Friday, November 28, 2008
Wow, that's a pretty deep question. The obvious things come to mind....one of my children dying, a devastating terminal illness, in this economy losing my job (I'm the sole support for my family), that kinda thing. I mean...those are pretty big fears!
But when I think about this in terms of my health/weight (which since this is in response to a SP "for deeper reflection" kinda thing) - I have to say.....
ending up like my Dad.
He never took care of his health, be it due to finances or fear or both. He only got control of his weight once that I know of and that was short lived. He now MUST weigh very close to 500 pounds. He is virtually immobile due to old knee injuries he never had fixed - walking is tremendously painful and slow for him. He literally lives in his own filth, and if you have much of a "delicate nose" you can't abide to really be close to him when you are eating.
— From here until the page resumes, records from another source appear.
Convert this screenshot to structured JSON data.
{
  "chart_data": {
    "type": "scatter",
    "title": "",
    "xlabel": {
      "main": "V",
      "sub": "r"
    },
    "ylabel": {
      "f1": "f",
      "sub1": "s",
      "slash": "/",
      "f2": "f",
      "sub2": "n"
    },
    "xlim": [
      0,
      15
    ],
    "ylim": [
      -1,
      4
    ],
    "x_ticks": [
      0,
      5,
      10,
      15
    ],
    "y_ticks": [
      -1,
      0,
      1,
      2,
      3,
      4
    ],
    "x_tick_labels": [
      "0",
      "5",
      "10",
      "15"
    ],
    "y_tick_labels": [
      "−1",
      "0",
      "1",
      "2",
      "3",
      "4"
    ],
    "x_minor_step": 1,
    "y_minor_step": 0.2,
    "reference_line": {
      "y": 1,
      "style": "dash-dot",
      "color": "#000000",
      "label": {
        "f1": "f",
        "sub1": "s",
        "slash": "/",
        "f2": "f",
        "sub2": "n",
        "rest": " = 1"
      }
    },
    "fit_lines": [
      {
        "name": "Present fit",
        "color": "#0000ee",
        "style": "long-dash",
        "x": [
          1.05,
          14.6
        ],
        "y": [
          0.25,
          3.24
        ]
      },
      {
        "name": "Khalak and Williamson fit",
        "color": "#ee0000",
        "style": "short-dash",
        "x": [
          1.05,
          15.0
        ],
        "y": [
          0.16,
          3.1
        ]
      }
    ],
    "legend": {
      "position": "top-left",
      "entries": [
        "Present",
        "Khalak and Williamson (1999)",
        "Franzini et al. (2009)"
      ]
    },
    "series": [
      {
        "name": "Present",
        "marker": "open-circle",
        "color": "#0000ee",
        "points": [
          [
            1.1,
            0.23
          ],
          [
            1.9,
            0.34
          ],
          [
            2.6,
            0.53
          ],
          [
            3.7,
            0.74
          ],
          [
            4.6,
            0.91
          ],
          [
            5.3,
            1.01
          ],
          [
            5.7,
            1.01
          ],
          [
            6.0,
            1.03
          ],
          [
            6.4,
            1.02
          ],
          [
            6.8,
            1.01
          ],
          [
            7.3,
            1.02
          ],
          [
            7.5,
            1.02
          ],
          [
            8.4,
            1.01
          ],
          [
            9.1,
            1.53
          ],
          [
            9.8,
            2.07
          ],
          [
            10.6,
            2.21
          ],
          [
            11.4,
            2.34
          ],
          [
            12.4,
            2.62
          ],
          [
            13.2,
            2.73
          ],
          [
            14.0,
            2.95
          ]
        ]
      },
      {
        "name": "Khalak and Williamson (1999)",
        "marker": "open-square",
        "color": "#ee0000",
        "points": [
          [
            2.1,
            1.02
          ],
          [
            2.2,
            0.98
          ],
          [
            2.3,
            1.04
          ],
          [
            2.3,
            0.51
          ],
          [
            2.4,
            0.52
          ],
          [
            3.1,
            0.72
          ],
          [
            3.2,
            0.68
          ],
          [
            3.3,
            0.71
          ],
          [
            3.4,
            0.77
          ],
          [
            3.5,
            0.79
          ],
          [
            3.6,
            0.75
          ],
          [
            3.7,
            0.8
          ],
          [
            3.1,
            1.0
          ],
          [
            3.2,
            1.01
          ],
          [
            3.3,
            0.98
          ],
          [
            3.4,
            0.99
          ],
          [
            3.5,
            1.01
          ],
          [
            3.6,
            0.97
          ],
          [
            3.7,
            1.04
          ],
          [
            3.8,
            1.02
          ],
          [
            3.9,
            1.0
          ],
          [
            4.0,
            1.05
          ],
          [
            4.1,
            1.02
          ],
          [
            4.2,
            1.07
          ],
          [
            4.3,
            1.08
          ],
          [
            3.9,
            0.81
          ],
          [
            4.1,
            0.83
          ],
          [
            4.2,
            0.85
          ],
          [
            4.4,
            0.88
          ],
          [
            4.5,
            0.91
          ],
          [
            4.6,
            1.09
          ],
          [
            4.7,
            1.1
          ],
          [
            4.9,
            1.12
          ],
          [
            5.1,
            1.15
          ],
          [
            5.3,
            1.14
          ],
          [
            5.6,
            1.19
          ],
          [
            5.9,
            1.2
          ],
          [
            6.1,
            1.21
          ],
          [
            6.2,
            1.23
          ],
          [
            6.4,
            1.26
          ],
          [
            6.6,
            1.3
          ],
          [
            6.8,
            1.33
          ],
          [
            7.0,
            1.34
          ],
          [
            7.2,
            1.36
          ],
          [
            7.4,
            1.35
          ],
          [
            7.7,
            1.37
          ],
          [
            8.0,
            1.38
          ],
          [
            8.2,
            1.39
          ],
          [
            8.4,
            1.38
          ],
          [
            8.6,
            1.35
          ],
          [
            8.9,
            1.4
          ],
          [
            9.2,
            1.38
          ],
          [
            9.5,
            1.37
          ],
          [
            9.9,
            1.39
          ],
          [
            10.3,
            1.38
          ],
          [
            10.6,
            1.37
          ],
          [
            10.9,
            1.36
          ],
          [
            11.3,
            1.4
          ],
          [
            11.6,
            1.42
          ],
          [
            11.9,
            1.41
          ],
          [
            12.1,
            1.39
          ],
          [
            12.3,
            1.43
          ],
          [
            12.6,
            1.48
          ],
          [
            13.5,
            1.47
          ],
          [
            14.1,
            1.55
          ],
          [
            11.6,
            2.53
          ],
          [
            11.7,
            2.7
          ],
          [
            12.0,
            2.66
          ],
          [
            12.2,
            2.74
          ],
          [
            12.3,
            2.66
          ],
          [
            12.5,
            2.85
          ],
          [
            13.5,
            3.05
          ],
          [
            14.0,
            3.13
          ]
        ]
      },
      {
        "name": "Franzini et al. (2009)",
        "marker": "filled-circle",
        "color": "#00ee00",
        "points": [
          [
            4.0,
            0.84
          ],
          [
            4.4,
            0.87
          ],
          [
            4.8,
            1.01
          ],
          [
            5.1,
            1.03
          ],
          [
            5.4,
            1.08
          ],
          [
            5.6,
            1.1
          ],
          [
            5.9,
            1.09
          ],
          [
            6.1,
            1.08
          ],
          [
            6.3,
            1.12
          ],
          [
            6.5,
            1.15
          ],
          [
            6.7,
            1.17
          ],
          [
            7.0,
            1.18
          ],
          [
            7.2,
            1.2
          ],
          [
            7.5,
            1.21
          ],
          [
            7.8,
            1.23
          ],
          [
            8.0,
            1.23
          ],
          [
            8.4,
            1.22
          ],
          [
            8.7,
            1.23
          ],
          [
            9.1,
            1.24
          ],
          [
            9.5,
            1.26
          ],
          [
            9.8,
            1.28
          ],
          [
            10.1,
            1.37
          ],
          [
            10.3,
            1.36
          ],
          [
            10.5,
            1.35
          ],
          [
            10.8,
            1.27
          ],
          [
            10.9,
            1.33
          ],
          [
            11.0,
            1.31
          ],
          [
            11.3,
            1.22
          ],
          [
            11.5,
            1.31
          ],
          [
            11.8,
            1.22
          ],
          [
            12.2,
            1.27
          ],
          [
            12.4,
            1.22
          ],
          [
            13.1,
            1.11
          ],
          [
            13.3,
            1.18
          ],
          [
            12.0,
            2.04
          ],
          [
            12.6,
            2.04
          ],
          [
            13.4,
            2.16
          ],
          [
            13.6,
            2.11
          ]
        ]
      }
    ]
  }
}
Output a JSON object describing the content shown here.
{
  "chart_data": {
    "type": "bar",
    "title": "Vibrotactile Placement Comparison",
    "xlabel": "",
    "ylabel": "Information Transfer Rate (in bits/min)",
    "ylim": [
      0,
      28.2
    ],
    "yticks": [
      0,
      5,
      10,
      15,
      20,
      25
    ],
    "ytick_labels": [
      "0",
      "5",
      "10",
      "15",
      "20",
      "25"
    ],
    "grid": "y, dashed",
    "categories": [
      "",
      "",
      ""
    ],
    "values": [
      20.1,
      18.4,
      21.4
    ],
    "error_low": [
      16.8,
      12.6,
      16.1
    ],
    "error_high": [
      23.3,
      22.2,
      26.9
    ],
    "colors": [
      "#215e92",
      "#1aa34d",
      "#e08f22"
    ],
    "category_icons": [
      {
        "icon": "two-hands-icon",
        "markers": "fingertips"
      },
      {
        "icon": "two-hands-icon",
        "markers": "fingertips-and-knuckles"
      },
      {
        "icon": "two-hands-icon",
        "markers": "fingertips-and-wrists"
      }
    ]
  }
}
Yet he seems to see nothing wrong with the way he is "living". Occassionally, he falls into pretty deep self pity - but not about his health, more about money or not having a spouse.
THAT is my worse fear. Ending up like my Dad. Honestly, it used to be that i would turn into my mother, lol, and I don't mean that in the "usual" way all women seem to go through: My mom is severely mentally ill - untreated most of my life. I was secretly terrified I would "get" crazy like her, but after a lot of therapy and some reading and understanding about her illness - Schizoaffective disorder - I realized about 10 years ago this was not a genetic thing that was going to swoop down and get me and I'd turn crazy like my mom.
Right now, I'm pretty scared how close to my dad's situation I am! The injured knee...the weight. I don't have the "gee I'll just sit here in this filthy house in the same clothes for weeks at a time" thing my dad does, lol....but the health issues...whew. That is totally terrifying to me.
I need to continue to let that fear MOTIVATE me!